950 grams maple syrup
800 grams live vinegar (we prefer red wine vinegar, though cider vinegar works as well)
300 grams dark rum
200 grams water
Combine all the ingredients in a glass vessel large enough to hold them, and cover the opening with cheesecloth to allow for ample air flow to reach the vinegar stock. Store the container in an undisturbed, dark spot for at least four weeks.
After four weeks, test the vinegar for development. Once the alcohol has been completely fermented out of the stock, strain the vinegar and store it in sealed bottles or mason jars. It can be used immediately and will improve with age.
If you don't have a live wine vinegar to start the maple vinegar, you can buy unpasteurized cider vinegar, easily found in health food stores, to start your homemade vinegars.

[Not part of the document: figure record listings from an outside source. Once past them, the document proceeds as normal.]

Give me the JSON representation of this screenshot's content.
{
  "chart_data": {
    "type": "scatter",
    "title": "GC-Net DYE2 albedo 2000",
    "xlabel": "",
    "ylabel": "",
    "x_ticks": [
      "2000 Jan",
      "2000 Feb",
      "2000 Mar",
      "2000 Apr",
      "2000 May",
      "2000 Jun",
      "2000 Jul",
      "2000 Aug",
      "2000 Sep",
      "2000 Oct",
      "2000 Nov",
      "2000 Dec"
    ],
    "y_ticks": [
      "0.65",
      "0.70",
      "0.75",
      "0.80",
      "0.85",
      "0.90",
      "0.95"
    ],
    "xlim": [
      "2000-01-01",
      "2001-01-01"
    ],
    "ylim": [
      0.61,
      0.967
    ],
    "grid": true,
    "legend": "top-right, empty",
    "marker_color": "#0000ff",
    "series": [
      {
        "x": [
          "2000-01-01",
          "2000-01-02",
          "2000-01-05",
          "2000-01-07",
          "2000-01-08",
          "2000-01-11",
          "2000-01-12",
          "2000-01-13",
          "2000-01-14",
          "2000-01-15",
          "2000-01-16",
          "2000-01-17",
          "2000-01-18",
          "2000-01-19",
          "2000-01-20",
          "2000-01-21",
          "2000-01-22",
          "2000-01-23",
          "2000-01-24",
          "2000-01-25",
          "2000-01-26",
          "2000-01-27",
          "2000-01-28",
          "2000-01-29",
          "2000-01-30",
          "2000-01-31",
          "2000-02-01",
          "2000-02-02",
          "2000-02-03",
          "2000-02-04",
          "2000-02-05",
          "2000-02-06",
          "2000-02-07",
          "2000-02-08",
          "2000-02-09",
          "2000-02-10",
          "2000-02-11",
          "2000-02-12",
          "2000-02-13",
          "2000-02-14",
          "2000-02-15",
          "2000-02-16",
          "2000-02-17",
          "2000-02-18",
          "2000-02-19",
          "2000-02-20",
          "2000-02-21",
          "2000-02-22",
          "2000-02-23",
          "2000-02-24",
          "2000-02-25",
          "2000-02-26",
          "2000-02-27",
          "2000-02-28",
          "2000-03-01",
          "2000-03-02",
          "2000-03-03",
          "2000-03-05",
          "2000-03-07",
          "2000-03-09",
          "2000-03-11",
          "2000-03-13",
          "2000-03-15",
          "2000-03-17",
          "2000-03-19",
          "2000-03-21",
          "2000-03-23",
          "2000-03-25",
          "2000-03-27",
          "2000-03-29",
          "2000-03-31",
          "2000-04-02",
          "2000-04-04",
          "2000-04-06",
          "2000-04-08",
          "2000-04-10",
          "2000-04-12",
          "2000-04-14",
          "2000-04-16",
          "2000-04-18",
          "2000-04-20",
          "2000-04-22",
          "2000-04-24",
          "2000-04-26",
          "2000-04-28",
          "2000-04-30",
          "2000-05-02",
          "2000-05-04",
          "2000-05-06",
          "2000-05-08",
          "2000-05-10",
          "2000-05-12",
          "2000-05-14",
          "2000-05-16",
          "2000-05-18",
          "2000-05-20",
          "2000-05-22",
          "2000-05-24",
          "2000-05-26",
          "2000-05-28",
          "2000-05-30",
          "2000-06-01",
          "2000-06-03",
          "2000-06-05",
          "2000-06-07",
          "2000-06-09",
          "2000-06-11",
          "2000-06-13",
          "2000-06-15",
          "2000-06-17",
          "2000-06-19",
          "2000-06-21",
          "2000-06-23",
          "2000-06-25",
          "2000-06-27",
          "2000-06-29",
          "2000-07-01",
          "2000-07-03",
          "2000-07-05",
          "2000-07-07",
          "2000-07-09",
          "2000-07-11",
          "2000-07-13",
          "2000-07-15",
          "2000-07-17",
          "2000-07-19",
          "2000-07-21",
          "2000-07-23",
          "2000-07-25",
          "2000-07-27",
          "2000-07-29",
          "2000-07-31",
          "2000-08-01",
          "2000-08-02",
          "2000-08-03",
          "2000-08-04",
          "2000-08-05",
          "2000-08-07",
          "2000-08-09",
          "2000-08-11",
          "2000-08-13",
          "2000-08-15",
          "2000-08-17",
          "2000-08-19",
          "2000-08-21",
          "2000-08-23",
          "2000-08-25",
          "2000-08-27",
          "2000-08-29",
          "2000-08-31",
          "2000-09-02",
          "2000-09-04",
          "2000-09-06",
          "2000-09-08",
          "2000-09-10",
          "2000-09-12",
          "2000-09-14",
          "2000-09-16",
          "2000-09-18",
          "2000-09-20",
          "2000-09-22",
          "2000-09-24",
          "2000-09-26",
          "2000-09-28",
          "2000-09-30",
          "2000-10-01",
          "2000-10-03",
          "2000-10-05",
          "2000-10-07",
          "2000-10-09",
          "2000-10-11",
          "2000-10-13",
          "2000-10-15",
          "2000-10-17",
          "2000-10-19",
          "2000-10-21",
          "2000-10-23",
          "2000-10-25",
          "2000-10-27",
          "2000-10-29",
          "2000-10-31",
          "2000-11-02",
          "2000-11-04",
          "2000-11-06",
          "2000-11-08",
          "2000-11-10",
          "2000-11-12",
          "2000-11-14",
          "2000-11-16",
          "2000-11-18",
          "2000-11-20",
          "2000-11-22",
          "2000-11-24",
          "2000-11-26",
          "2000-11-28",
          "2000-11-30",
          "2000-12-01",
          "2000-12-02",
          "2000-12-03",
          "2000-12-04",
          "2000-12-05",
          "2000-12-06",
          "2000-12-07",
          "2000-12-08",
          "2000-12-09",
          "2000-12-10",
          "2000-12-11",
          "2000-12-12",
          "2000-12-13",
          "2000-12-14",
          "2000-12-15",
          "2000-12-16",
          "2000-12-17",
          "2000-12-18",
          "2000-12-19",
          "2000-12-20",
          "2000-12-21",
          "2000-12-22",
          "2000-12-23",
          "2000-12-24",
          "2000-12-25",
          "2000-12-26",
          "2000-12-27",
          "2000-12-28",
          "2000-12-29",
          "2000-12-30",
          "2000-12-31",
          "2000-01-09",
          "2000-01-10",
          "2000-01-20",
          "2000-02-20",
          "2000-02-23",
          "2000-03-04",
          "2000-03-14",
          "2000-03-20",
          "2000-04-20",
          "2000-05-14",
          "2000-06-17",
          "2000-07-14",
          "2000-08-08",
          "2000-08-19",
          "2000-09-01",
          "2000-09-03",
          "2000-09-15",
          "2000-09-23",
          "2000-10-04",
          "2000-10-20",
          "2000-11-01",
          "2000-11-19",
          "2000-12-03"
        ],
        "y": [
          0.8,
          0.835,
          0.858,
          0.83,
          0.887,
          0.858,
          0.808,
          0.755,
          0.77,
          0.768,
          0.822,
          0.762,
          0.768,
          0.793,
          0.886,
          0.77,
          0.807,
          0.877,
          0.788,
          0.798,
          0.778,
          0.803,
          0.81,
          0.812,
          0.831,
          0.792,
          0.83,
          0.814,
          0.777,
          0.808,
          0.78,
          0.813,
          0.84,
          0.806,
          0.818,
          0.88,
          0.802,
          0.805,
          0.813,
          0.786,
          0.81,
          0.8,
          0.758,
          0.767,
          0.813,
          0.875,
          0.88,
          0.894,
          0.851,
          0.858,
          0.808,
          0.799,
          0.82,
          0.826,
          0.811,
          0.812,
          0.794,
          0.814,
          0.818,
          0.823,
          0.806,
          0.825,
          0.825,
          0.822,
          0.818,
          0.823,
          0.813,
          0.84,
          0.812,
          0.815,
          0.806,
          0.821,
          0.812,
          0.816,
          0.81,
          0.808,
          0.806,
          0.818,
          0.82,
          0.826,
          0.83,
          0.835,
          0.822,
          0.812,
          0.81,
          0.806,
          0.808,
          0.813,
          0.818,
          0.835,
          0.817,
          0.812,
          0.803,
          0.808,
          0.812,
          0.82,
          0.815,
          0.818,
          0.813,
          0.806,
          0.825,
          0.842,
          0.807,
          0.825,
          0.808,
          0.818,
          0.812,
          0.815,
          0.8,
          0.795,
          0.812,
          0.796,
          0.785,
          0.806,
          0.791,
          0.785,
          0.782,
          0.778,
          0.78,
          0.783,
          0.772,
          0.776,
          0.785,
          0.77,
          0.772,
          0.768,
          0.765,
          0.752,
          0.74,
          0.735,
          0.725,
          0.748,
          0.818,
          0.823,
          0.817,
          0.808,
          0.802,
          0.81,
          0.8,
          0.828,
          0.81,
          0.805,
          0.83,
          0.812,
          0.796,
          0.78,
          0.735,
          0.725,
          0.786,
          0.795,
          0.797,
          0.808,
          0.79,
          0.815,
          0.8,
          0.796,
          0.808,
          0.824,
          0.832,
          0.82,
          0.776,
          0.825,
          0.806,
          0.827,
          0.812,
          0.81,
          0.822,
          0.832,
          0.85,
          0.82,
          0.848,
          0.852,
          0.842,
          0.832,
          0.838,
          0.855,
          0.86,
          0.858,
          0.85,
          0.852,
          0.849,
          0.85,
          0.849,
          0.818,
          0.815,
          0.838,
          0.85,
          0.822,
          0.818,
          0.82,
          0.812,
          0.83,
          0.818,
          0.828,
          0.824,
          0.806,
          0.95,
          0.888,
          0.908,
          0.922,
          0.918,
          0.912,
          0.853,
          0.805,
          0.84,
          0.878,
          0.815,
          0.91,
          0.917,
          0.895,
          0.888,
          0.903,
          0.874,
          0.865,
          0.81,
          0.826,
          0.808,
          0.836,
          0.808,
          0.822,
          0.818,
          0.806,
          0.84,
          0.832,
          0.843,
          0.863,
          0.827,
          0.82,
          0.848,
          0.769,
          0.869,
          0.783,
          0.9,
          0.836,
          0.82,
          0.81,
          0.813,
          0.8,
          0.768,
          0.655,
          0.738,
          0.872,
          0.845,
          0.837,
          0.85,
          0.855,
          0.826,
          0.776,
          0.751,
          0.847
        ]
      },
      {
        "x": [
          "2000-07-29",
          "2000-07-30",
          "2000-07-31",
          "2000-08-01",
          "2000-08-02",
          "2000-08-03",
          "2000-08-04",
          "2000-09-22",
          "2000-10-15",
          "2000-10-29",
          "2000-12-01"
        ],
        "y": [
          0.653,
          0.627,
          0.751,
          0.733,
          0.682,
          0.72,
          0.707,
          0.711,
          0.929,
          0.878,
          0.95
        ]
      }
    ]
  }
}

It'll be soooo much easier just to buy vinegar =P
But at least now you know what goes into it! Actually making vinegar at home is pretty easy, as with many things, understanding the underlying process is the hardest part. :)
Sure it's easier to buy it... but it will be quite difficult to find a Negroamaro or Nero d'Avola wine vinegar for instance :-)
Who knows if favourite wines will make also favourite vinegar :)
Aki, why in grams and not mililiters (tablespoon/teaspoon)?
>> It'll be soooo much easier just to buy vinegar =P
Hello, and welcome to a section of PopSci entitled "DIY". That's short for "Do It Yourself", not "Buy It Yourself"! Talk about missing the point.
I've wondered about making vinegar properly before, this is pretty interesting. I'd like a bit more detail besides "stick stuff in a jar with other live vinegar", but I'll go with that for now, at least. Here in wine country north of San Francisco, CA, we have plenty of neat varieties of grape juice to play with! It'll have a home in my "dark things brewing" UV-sensitive cupboard, next to the homemade vanilla extract with the good beans and the hint of spiced rum.
Nice idea and thanks for the tips
Wonderful idea, I am definitely going to try it.
Wonderful article, we are embarking on a gourmet vinegar making trial, and this article has helped me understand the process, and I feel come up with a nice balance between home making (great taste), and commercial production (larger batches and more product). Going to try that Maple one, and going to try a honey mead one as well.
I've got my first attempt at DIY vinegar going and just realized, like a fool!, that while my jar is glass, the spout is sealed with plastic! is this a problem?! I know vinegar can react with plastic & bad things will happen, i don't quite know what tho. Its a very small surface area of plastic & its been about 3 weeks & everything looks & smells fine so far :/ Any thoughts?